Вот я и хочу, чтобы вы не забывали про Джона Коффи, пока я познакомлю вас с предысторией случившегося. Джона Коффи, лежащего на койке, Джона Коффи, боящегося темноты, похоже, не без причины. Ибо не в темноте ли дожидались бы его две фигурки со светлыми кудряшками: на этот раз не маленькие девочки, а жаждущие мести гарпии? Джона Коффи, из глаз которого всегда текли слезы, словно кровь из незаживающей раны.
Глава 7
И так, Вождя казнили, а Президент потопал своими ножками в блок С, где присоединился к ста пятидесяти заключенным, получившим пожизненный срок. Для Президента он обернулся двенадцатью годами. Его утопили в тюремной прачечной в 1944 году. Не в прачечной «Холодной горы», поскольку «Холодную гору» закрыли в 1933-м. Я думаю, для заключенных это особого значения не имело: стены есть стены, как они говорят, но вот для Старой Замыкалки решение властей стало смертным приговором, потому что на новое место из кладовой «Холодной горы» электрический стул так и не перенесли.
Что же касается Президента, то кто-то сунул его лицом в чан с концентрированным раствором стирального порошка, и подержал там. Когда надзиратели вытащили труп, от лица уже ничего не осталось. Идентифицировали Президента только по отпечаткам пальцев. Так что, может, смерть на Старой Замыкалке показалась бы ему предпочтительнее… но тогда он не получил бы лишних двенадцати лет, не так ли? Я, правда, сомневаюсь, что он думал о них в последние минуты своей жизни, когда его легкие учились дышать «хекслайтом» или аналогичным моющим средством.
Того, кто это сделал, так и не поймали. К тому времени я уже не работал в пенитенциарной системе, но мне написал об этом Гарри Тервиллигер. «Его убили главным образом потому, что он был белым, — писал Гарри, — но он получил то, что заслуживал. Казнь ему отсрочили на долгое время, но приговор не отменили».
После того как Президент нас покинул, в блоке Е воцарились тишина и покой. Гарри и Дина временно перевели в другие подразделения, а на Зеленой миле остались только я, Зверюга да Перси Уэтмор. Сие означало, что остались я и Зверюга, поскольку Перси держался сам по себе. Этот молодой человек, доложу я вам, умел уклоняться от работы. И очень часто (однако только в отсутствие Перси) другие парни заглядывали к нам поболтать и выпить пивка. Обычно компанию нам составлял и мышонок. Мы его кормили, а он сидел и ел, важный как Соломон, поглядывая на нас черными бусинками глаз.
Так прошло несколько недель, которых не могли омрачить даже непрекращающиеся выходки Перси. Но все хорошее рано или поздно заканчивается. И в дождливый понедельник в конце июля (я ведь уже упоминал о том, каким дождливым выдалось то лето?) я сидел на койке открытой камеры и ждал Эдуарда Делакруа.
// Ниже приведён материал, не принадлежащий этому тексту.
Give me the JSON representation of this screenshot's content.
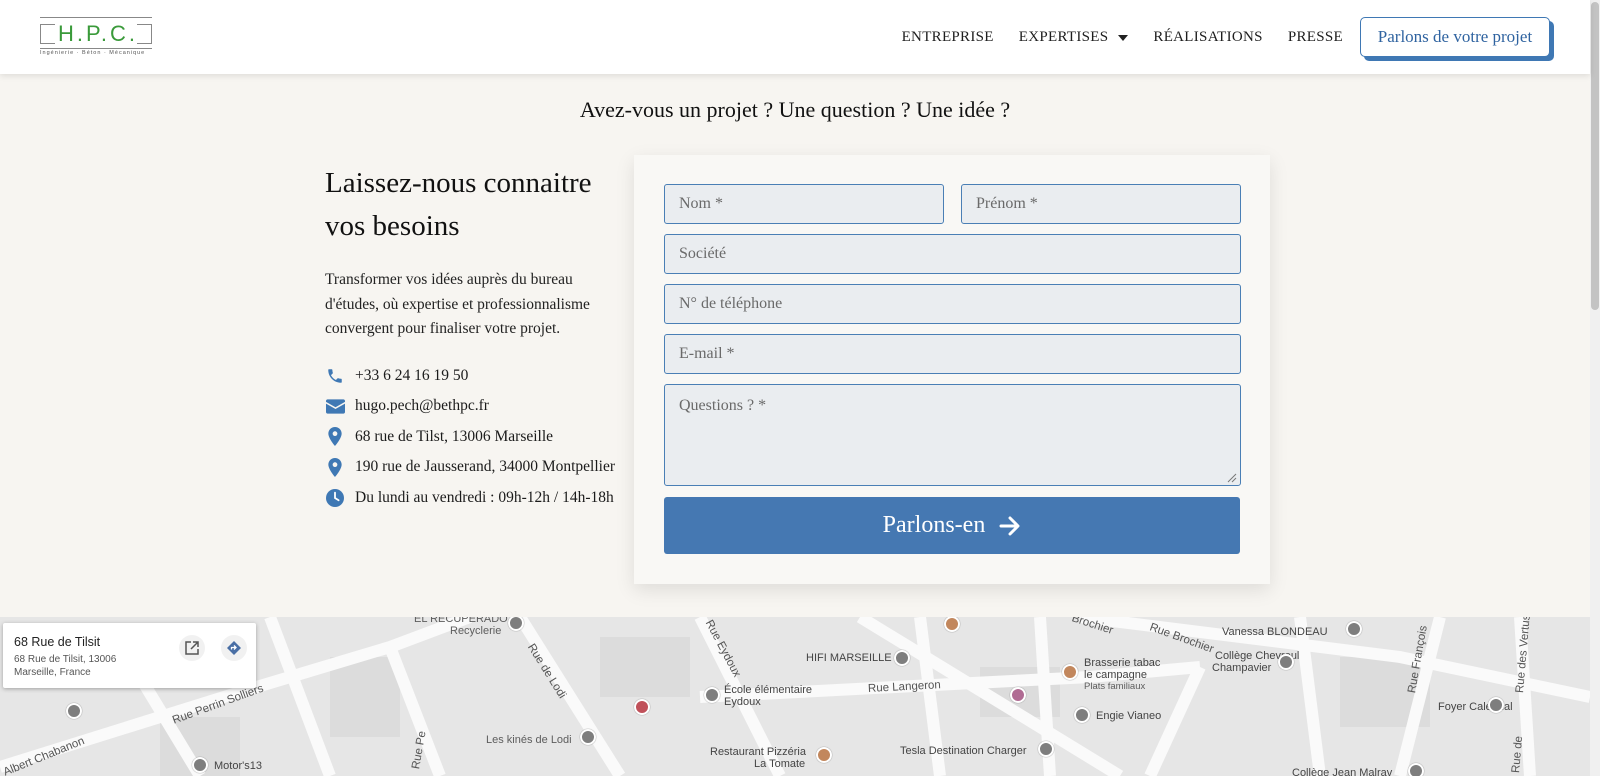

Его появление запомнилось мне надолго. Дверь, ведущая в тюремный двор, распахнулась, в блок Е хлынул дневной свет, послышались звяканье цепей и испуганный голос, произносящий вперемешку английские и французские слова. И тут же все перекрыли крики Зверюги:
— Эй! Прекрати! Ради Бога, Перси, уймись!
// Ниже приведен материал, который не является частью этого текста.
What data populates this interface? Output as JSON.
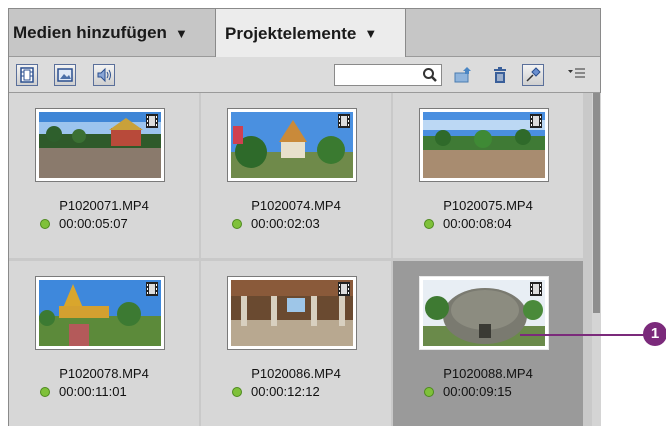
{
  "tabs": [
    {
      "label": "Medien hinzufügen",
      "caret": "▼"
    },
    {
      "label": "Projektelemente",
      "caret": "▼"
    }
  ],
  "toolbar": {
    "search": {
      "value": "",
      "placeholder": ""
    },
    "icons": [
      "video-filter-icon",
      "image-filter-icon",
      "audio-filter-icon",
      "search-icon",
      "folder-up-icon",
      "trash-icon",
      "pin-icon",
      "panel-menu-icon"
    ]
  },
  "clips": [
    {
      "name": "P1020071.MP4",
      "duration": "00:00:05:07"
    },
    {
      "name": "P1020074.MP4",
      "duration": "00:00:02:03"
    },
    {
      "name": "P1020075.MP4",
      "duration": "00:00:08:04"
    },
    {
      "name": "P1020078.MP4",
      "duration": "00:00:11:01"
    },
    {
      "name": "P1020086.MP4",
      "duration": "00:00:12:12"
    },
    {
      "name": "P1020088.MP4",
      "duration": "00:00:09:15",
      "selected": true
    }
  ],
  "callout": {
    "number": "1"
  },
  "colors": {
    "accent": "#7b2a7b",
    "status_ok": "#7fc13a",
    "selected": "#9a9a9a"
  }
}
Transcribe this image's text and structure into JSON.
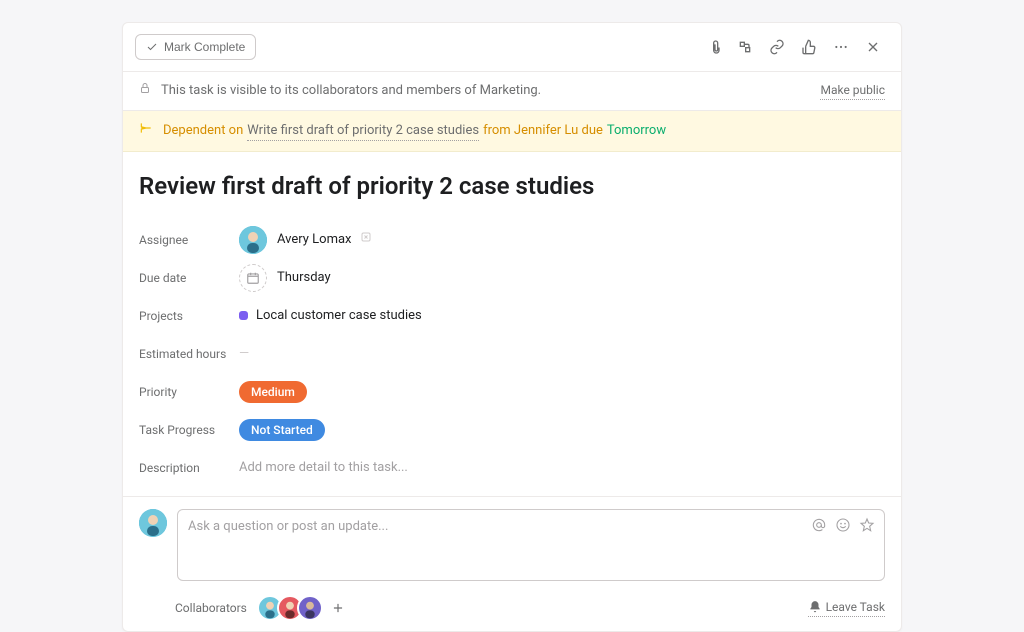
{
  "topbar": {
    "mark_complete_label": "Mark Complete"
  },
  "visibility": {
    "text": "This task is visible to its collaborators and members of Marketing.",
    "make_public_label": "Make public"
  },
  "dependency": {
    "prefix": "Dependent on",
    "task_title": "Write first draft of priority 2 case studies",
    "from_label": "from Jennifer Lu due",
    "due_text": "Tomorrow"
  },
  "task": {
    "title": "Review first draft of priority 2 case studies"
  },
  "fields": {
    "assignee": {
      "label": "Assignee",
      "name": "Avery Lomax"
    },
    "due_date": {
      "label": "Due date",
      "value": "Thursday"
    },
    "projects": {
      "label": "Projects",
      "value": "Local customer case studies",
      "dot_color": "#7b5ef0"
    },
    "estimated_hours": {
      "label": "Estimated hours",
      "value": "—"
    },
    "priority": {
      "label": "Priority",
      "value": "Medium",
      "color": "orange"
    },
    "progress": {
      "label": "Task Progress",
      "value": "Not Started",
      "color": "blue"
    },
    "description": {
      "label": "Description",
      "placeholder": "Add more detail to this task..."
    }
  },
  "comment": {
    "placeholder": "Ask a question or post an update..."
  },
  "footer": {
    "collaborators_label": "Collaborators",
    "leave_label": "Leave Task"
  }
}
Я было задремал на койке, которую предстояло занять Делакруа, но от криков вскочил как ошпаренный, сердце чуть не выскочило у меня из груди. До того как Перси поступил к нам на работу, ничего подобного в блоке Е не случалось. Он принес с собой ненужное напряжение, сопровождавшее его, словно плохой запах.
— Шевелись, гребаный французский педик! — ревел Перси, не обращая внимания на Зверюгу.
Наконец я увидел его. Одной рукой он тащил низкорослого худого мужчину, во второй держал дубинку. Губы его разошлись в злобном оскале, лицо заливала краска. И при этом чувствовалось, что Перси счастлив. Делакруа пытался поспеть за ним, но ножные кандалы не позволяли набрать ход, поэтому, при всех его усилиях, он не успевал за Перси. Я выскочил из камеры в тот момент, когда Делакруа начал валиться на землю. Я удержал его на ногах: так мы и познакомились.
Перси вскинул дубинку, а я одной рукой пытался удержать его. К нам уже спешил Зверюга, потрясенный и возмущенный увиденным. Я, кстати, испытывал те же чувства.
— Не позволяйте ему больше бить меня, m’sieu,[20] — верещал Делакруа. — S’il vous plait, s’il vous plait![21]
— Пустите меня, пустите! — Перси рванулся вперед и начал охаживать плечи Делакруа дубинкой.
Делакруа крича поднял руки, а дубинка гуляла по рукавам его синей робы. В тот вечер я увидел его без нее, всего в синяках. Мне даже стало нехорошо. Конечно, в блок Е он попал не за красивые глаза, суд приговорил его к смерти за убийство, но так у нас с заключенными не обращались, во всяком случае до прихода Перси.
— Хватит! Хватит! — заорал я. — Прекрати! Что ты себе позволяешь?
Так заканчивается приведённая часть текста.